It is with deep sadness that we announce the passing of Michael L. Quinn, FAIA, co-founder of Quinn Evans Architects and a visionary in the practice of architecture and historic preservation.
Mike was much loved and admired within the QEA family. In 1984, he and another University of Michigan graduate, David Evans, launched our firm. He was highly influential in the fields of design, preservation architecture, and urban revitalization; and his many award-winning projects are a testament to his exceptional creativity and professionalism. Mike mentored us, encouraged us, challenged us, and inspired us, and we are privileged to have known him.
Donations can be made to the Michael L. Quinn and David S. Evans Endowed Scholarship, the Michigan Theater, and the Smile Train.
Michael Lee Quinn, FAIA, co-founder of Quinn Evans Architects and long-time champion of historic preservation and urban revitalization, passed away on January 25, 2018. He was 70 years old.
One of the nation’s most accomplished and respected architects, Quinn enjoyed a career that spanned more than 45 years. He and co-founder David S. Evans, FAIA, launched Quinn Evans Architects in 1984, beginning as a two-person practice with offices in Washington, D.C., and Ann Arbor, Michigan. Their vision for a preservation-based practice, focusing on meticulous research, design authenticity, economic viability, and long-term sustainability, quickly met with success. Quinn Evans Architects soon earned high-profile historic preservation commissions including the Michigan State Capitol in Lansing, the Wayne County Courthouse in Michigan, and the Smithsonian Institution’s Arts and Industries building in Washington, DC. Today, the firm has grown to more than 140 employees and is nationally recognized for its work in the preservation field.
Quinn studied architecture at the University of Michigan and subsequently spent two years with the Peace Corps in Barbados. He continued his academic career studying architecture in the Danish International Studies Program in Copenhagen, then returned to the University of Michigan to earn his master’s degree in architecture. In 1974, while working with the firm of Preservation Urban Design, Inc., he met another Michigan grad, David Evans. Both men held a passion for pursuing urban design and planning initiatives to aid in the revitalization of struggling downtowns, including Detroit. Quinn’s work in this area helped lead in part to the founding of the National Trust for Historic Preservation’s National Main Street program.
A hands-on professional who cared deeply about each project and client, Quinn played a leading role in many notable projects, including Frank Lloyd Wright’s Pope-Leighey house in Alexandria, Va.; the City Opera House in Traverse City, Mich.; the Wren Building at the College of William & Mary in Williamsburg, Va.; the Hill Auditorium at the University of Michigan; the Colorado State Capitol dome in Denver; the Academy Art Museum in Easton, Md.; the Milwaukee Federal Building and Old Courthouse; the Concert Hall at the John F. Kennedy Center for the Performing Arts in Washington, D.C.; the Peabody Conservatory of Music at Johns Hopkins University in Baltimore; and the Eisenhower Executive Office Building and the U.S. Treasury Building in Washington, D.C.
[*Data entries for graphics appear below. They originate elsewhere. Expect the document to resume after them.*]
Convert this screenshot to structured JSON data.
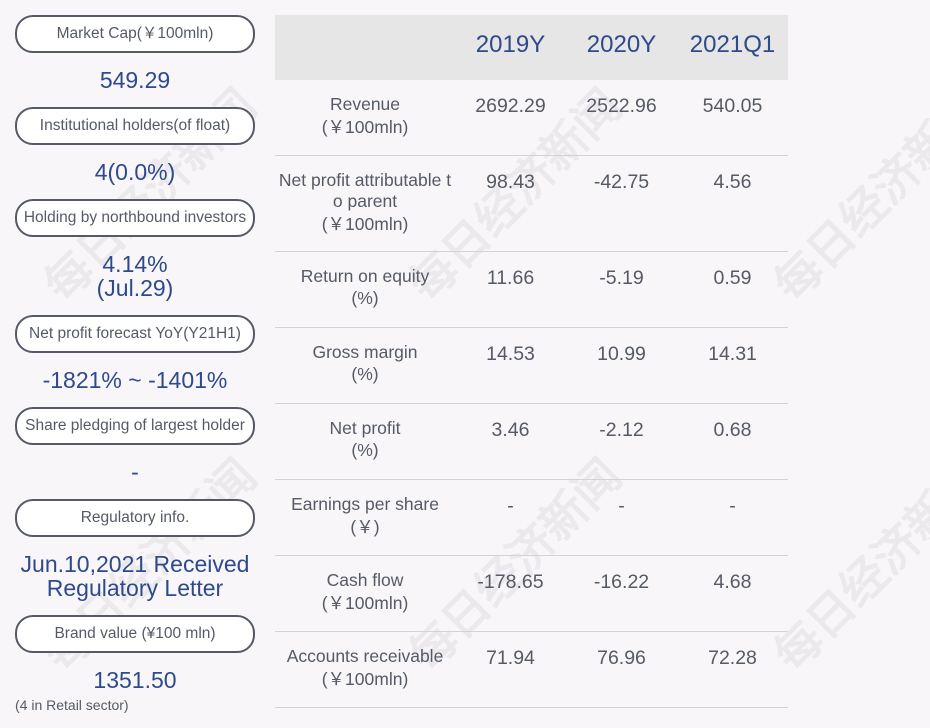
{
  "left_panel": [
    {
      "label": "Market Cap(￥100mln)",
      "value": "549.29"
    },
    {
      "label": "Institutional holders(of float)",
      "value": "4(0.0%)"
    },
    {
      "label": "Holding by northbound investors",
      "value_line1": "4.14%",
      "value_line2": "(Jul.29)"
    },
    {
      "label": "Net profit forecast YoY(Y21H1)",
      "value": "-1821% ~ -1401%"
    },
    {
      "label": "Share pledging of largest holder",
      "value": "-"
    },
    {
      "label": "Regulatory info.",
      "value_line1": "Jun.10,2021 Received",
      "value_line2": "Regulatory Letter"
    },
    {
      "label": "Brand value (¥100 mln)",
      "value": "1351.50",
      "note": "(4 in Retail sector)"
    }
  ],
  "table": {
    "headers": [
      "2019Y",
      "2020Y",
      "2021Q1"
    ],
    "rows": [
      {
        "metric_line1": "Revenue",
        "metric_line2": "(￥100mln)",
        "values": [
          "2692.29",
          "2522.96",
          "540.05"
        ]
      },
      {
        "metric_line1": "Net profit attributable t",
        "metric_line1b": "o parent",
        "metric_line2": "(￥100mln)",
        "values": [
          "98.43",
          "-42.75",
          "4.56"
        ]
      },
      {
        "metric_line1": "Return on equity",
        "metric_line2": "(%)",
        "values": [
          "11.66",
          "-5.19",
          "0.59"
        ]
      },
      {
        "metric_line1": "Gross margin",
        "metric_line2": "(%)",
        "values": [
          "14.53",
          "10.99",
          "14.31"
        ]
      },
      {
        "metric_line1": "Net profit",
        "metric_line2": "(%)",
        "values": [
          "3.46",
          "-2.12",
          "0.68"
        ]
      },
      {
        "metric_line1": "Earnings per share",
        "metric_line2": "(￥)",
        "values": [
          "-",
          "-",
          "-"
        ]
      },
      {
        "metric_line1": "Cash flow",
        "metric_line2": "(￥100mln)",
        "values": [
          "-178.65",
          "-16.22",
          "4.68"
        ]
      },
      {
        "metric_line1": "Accounts receivable",
        "metric_line2": "(￥100mln)",
        "values": [
          "71.94",
          "76.96",
          "72.28"
        ]
      }
    ]
  },
  "watermark": "每日经济新闻"
}
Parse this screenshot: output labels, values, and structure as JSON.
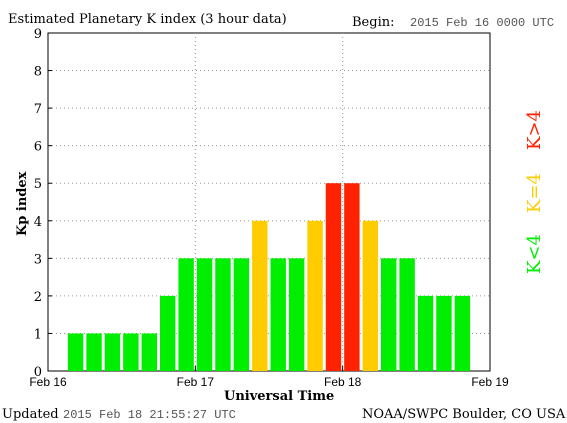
{
  "header": {
    "title": "Estimated Planetary K index (3 hour data)",
    "begin_label": "Begin:",
    "begin_value": "2015 Feb 16 0000 UTC"
  },
  "footer": {
    "updated_label": "Updated",
    "updated_value": "2015 Feb 18 21:55:27 UTC",
    "source": "NOAA/SWPC Boulder, CO USA"
  },
  "chart_data": {
    "type": "bar",
    "title": "Estimated Planetary K index (3 hour data)",
    "xlabel": "Universal Time",
    "ylabel": "Kp index",
    "ylim": [
      0,
      9
    ],
    "yticks": [
      "0",
      "1",
      "2",
      "3",
      "4",
      "5",
      "6",
      "7",
      "8",
      "9"
    ],
    "xticks": [
      "Feb 16",
      "Feb 17",
      "Feb 18",
      "Feb 19"
    ],
    "grid": true,
    "values": [
      1,
      1,
      1,
      1,
      1,
      2,
      3,
      3,
      3,
      3,
      4,
      3,
      3,
      4,
      5,
      5,
      4,
      3,
      3,
      2,
      2,
      2
    ],
    "colors": {
      "below4": "#00ee00",
      "equal4": "#ffcc00",
      "above4": "#ff2200"
    },
    "legend": [
      {
        "label": "K<4",
        "color": "#00ee00"
      },
      {
        "label": "K=4",
        "color": "#ffcc00"
      },
      {
        "label": "K>4",
        "color": "#ff2200"
      }
    ],
    "legend_position": "right"
  }
}
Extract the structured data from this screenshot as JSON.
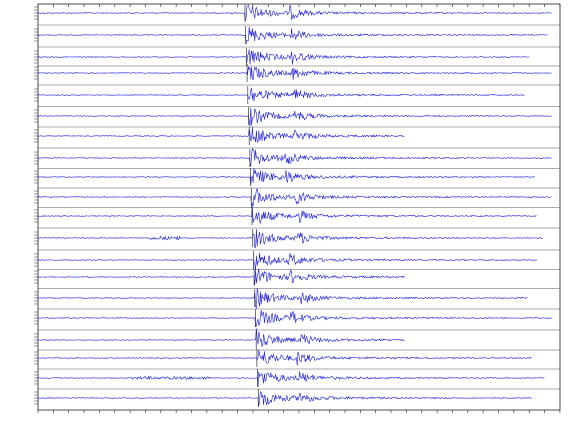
{
  "chart_data": {
    "type": "seismogram"
  }
}
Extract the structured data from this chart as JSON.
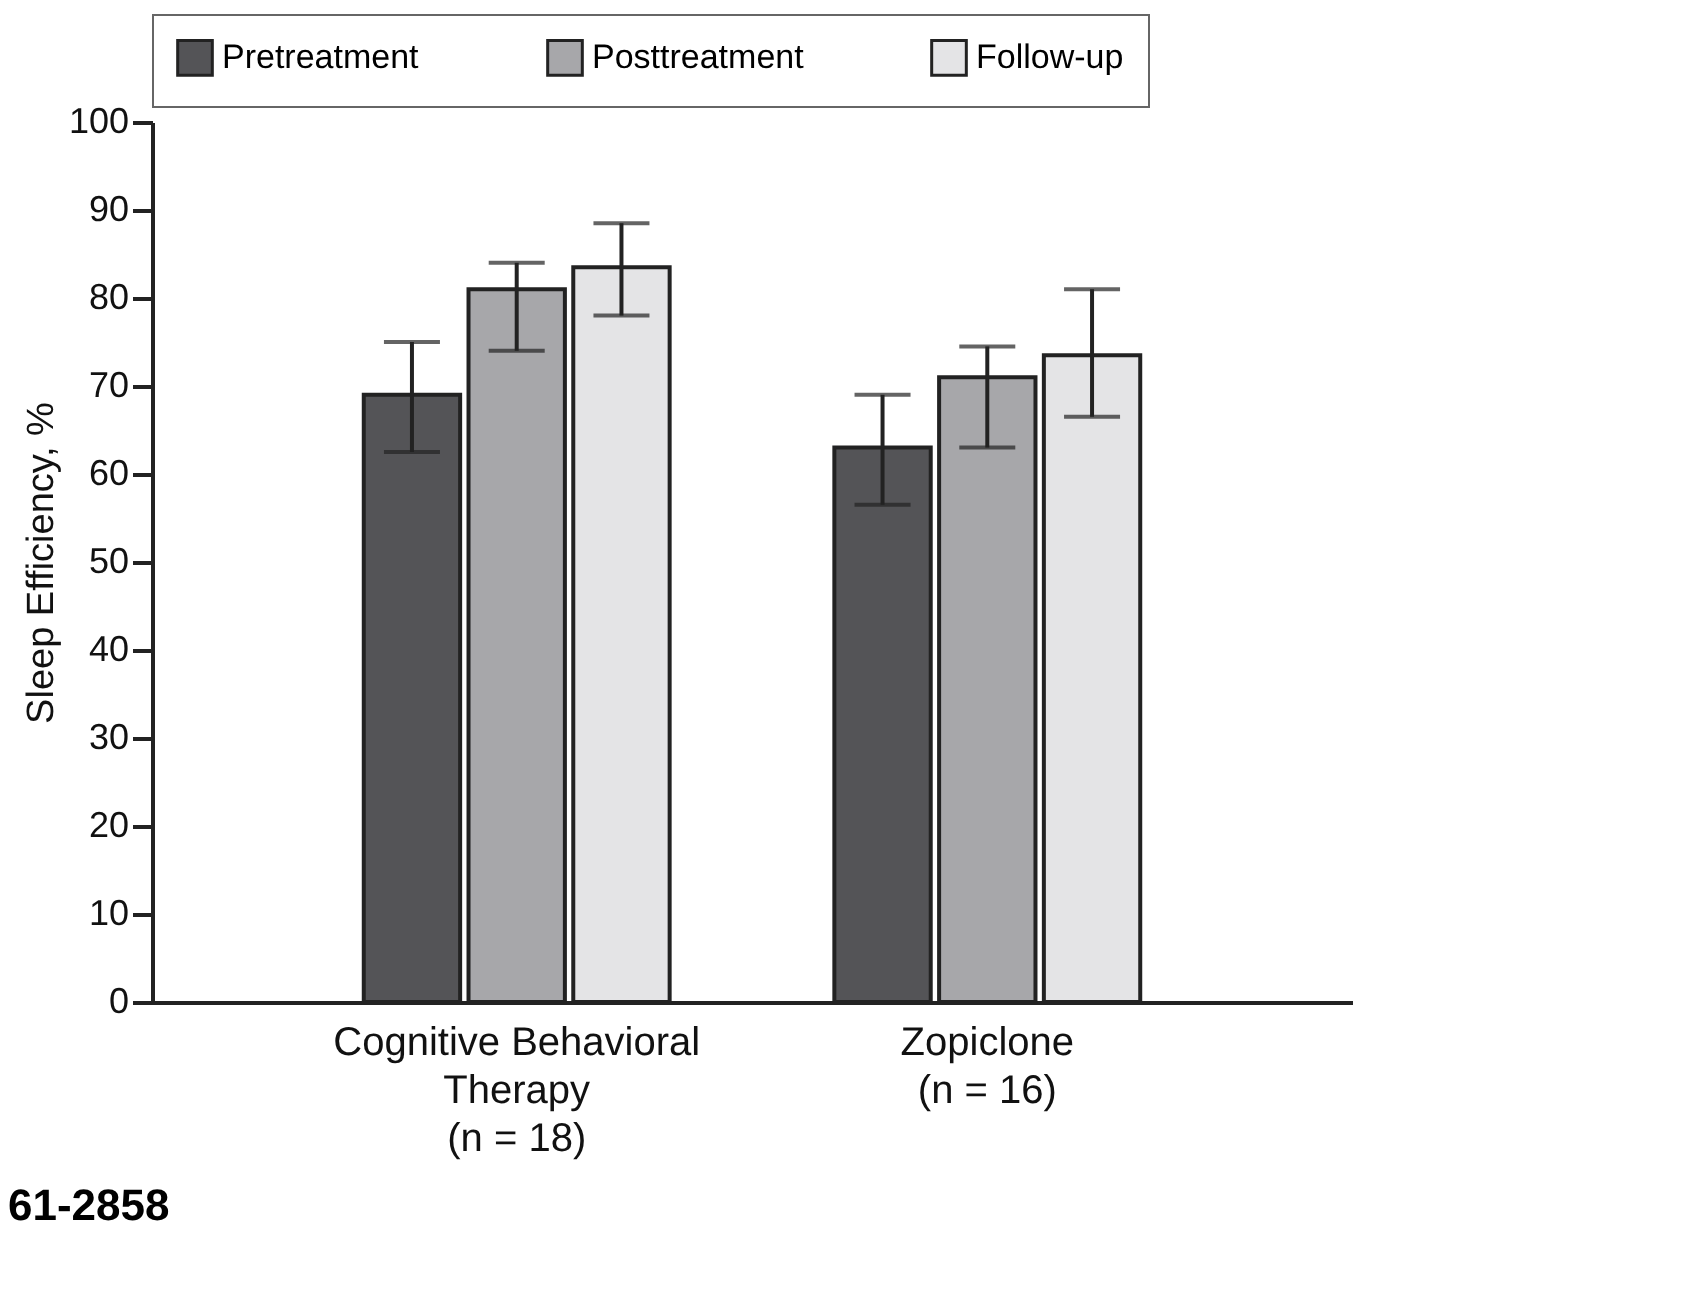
{
  "chart_data": {
    "type": "bar",
    "ylabel": "Sleep Efficiency, %",
    "categories": [
      "Cognitive Behavioral\nTherapy\n(n = 18)",
      "Zopiclone\n(n = 16)"
    ],
    "series": [
      {
        "name": "Pretreatment",
        "color": "#545457",
        "values": [
          69,
          63
        ],
        "errors": [
          [
            62.5,
            75
          ],
          [
            56.5,
            69
          ]
        ]
      },
      {
        "name": "Posttreatment",
        "color": "#a7a7aa",
        "values": [
          81,
          71
        ],
        "errors": [
          [
            74,
            84
          ],
          [
            63,
            74.5
          ]
        ]
      },
      {
        "name": "Follow-up",
        "color": "#e4e4e6",
        "values": [
          83.5,
          73.5
        ],
        "errors": [
          [
            78,
            88.5
          ],
          [
            66.5,
            81
          ]
        ]
      }
    ],
    "ylim": [
      0,
      100
    ],
    "yticks": [
      0,
      10,
      20,
      30,
      40,
      50,
      60,
      70,
      80,
      90,
      100
    ],
    "legend": "top",
    "grid": false,
    "annotations": [
      "61-2858"
    ]
  }
}
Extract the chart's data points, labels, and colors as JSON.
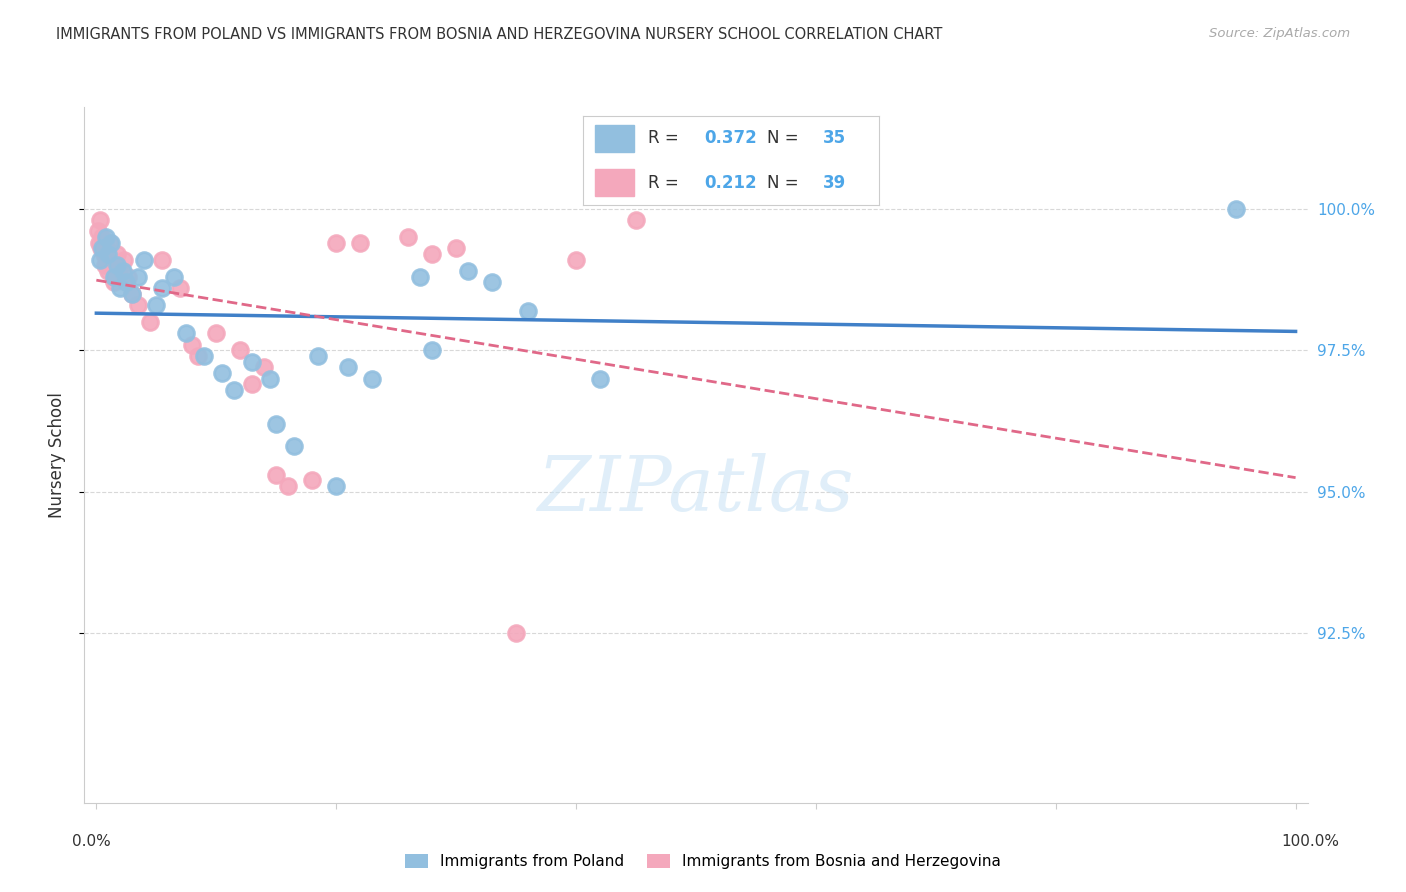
{
  "title": "IMMIGRANTS FROM POLAND VS IMMIGRANTS FROM BOSNIA AND HERZEGOVINA NURSERY SCHOOL CORRELATION CHART",
  "source": "Source: ZipAtlas.com",
  "ylabel": "Nursery School",
  "R_poland": 0.372,
  "N_poland": 35,
  "R_bosnia": 0.212,
  "N_bosnia": 39,
  "poland_color": "#92bfdf",
  "bosnia_color": "#f4a8bc",
  "poland_line_color": "#4080c8",
  "bosnia_line_color": "#e06888",
  "y_ticks": [
    92.5,
    95.0,
    97.5,
    100.0
  ],
  "y_lim": [
    89.5,
    101.8
  ],
  "x_lim": [
    -1.0,
    101.0
  ],
  "poland_x": [
    0.3,
    0.5,
    0.8,
    1.0,
    1.2,
    1.5,
    1.7,
    2.0,
    2.2,
    2.5,
    3.0,
    3.5,
    4.0,
    5.0,
    5.5,
    6.5,
    7.5,
    9.0,
    10.5,
    11.5,
    13.0,
    14.5,
    16.5,
    18.5,
    21.0,
    23.0,
    27.0,
    31.0,
    36.0,
    42.0,
    15.0,
    20.0,
    28.0,
    33.0,
    95.0
  ],
  "poland_y": [
    99.1,
    99.3,
    99.5,
    99.2,
    99.4,
    98.8,
    99.0,
    98.6,
    98.9,
    98.7,
    98.5,
    98.8,
    99.1,
    98.3,
    98.6,
    98.8,
    97.8,
    97.4,
    97.1,
    96.8,
    97.3,
    97.0,
    95.8,
    97.4,
    97.2,
    97.0,
    98.8,
    98.9,
    98.2,
    97.0,
    96.2,
    95.1,
    97.5,
    98.7,
    100.0
  ],
  "bosnia_x": [
    0.1,
    0.2,
    0.3,
    0.4,
    0.5,
    0.6,
    0.7,
    0.8,
    0.9,
    1.0,
    1.1,
    1.3,
    1.5,
    1.7,
    2.0,
    2.3,
    2.6,
    3.0,
    3.5,
    4.5,
    5.5,
    7.0,
    8.5,
    10.0,
    12.0,
    14.0,
    16.0,
    18.0,
    22.0,
    26.0,
    30.0,
    35.0,
    40.0,
    45.0,
    15.0,
    20.0,
    8.0,
    13.0,
    28.0
  ],
  "bosnia_y": [
    99.6,
    99.4,
    99.8,
    99.3,
    99.5,
    99.2,
    99.0,
    99.3,
    99.1,
    98.9,
    99.4,
    99.0,
    98.7,
    99.2,
    98.8,
    99.1,
    98.8,
    98.5,
    98.3,
    98.0,
    99.1,
    98.6,
    97.4,
    97.8,
    97.5,
    97.2,
    95.1,
    95.2,
    99.4,
    99.5,
    99.3,
    92.5,
    99.1,
    99.8,
    95.3,
    99.4,
    97.6,
    96.9,
    99.2
  ],
  "watermark_text": "ZIPatlas",
  "background_color": "#ffffff",
  "grid_color": "#d8d8d8",
  "label_color_blue": "#4da6e8",
  "text_color": "#333333",
  "right_tick_color": "#4da6e8"
}
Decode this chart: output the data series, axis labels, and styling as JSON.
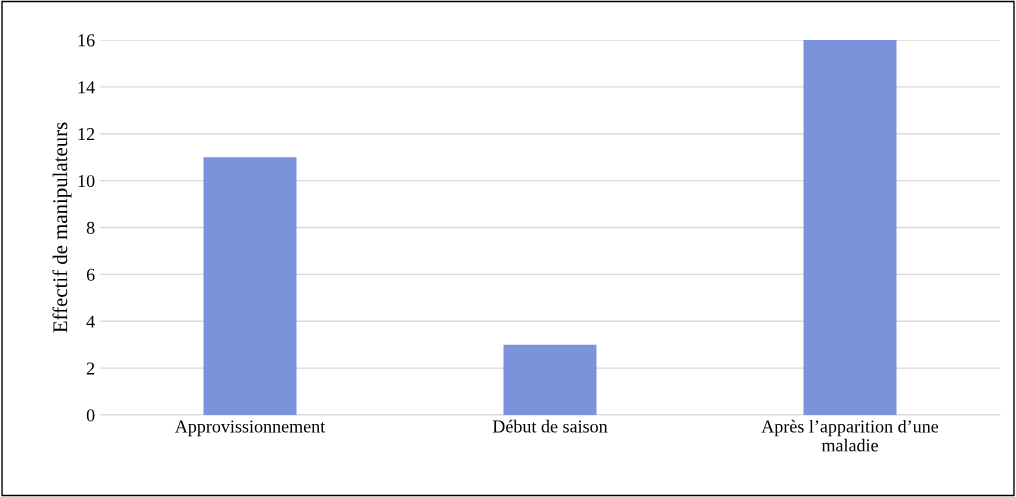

Quinn served as a peer reviewer for the U.S. General Services Administration’s Design Excellence Program, as a juror for state and national design awards programs, and on the Alumni Society Board of Governors for the University of Michigan’s Taubman College of Architecture and Urban Design. He received the Michigan Historic Preservation Network Lifetime Achievement Award. In recognition of his design accomplishments and decades of contributions to the profession, Quinn also earned the distinction of Fellow in the American Institute of Architects. In 2017, Mike Quinn and David Evans were honored by Quinn Evans Architects with the establishment of the Michael L. Quinn and David S. Evans Endowed Scholarship Fund at the University of Michigan.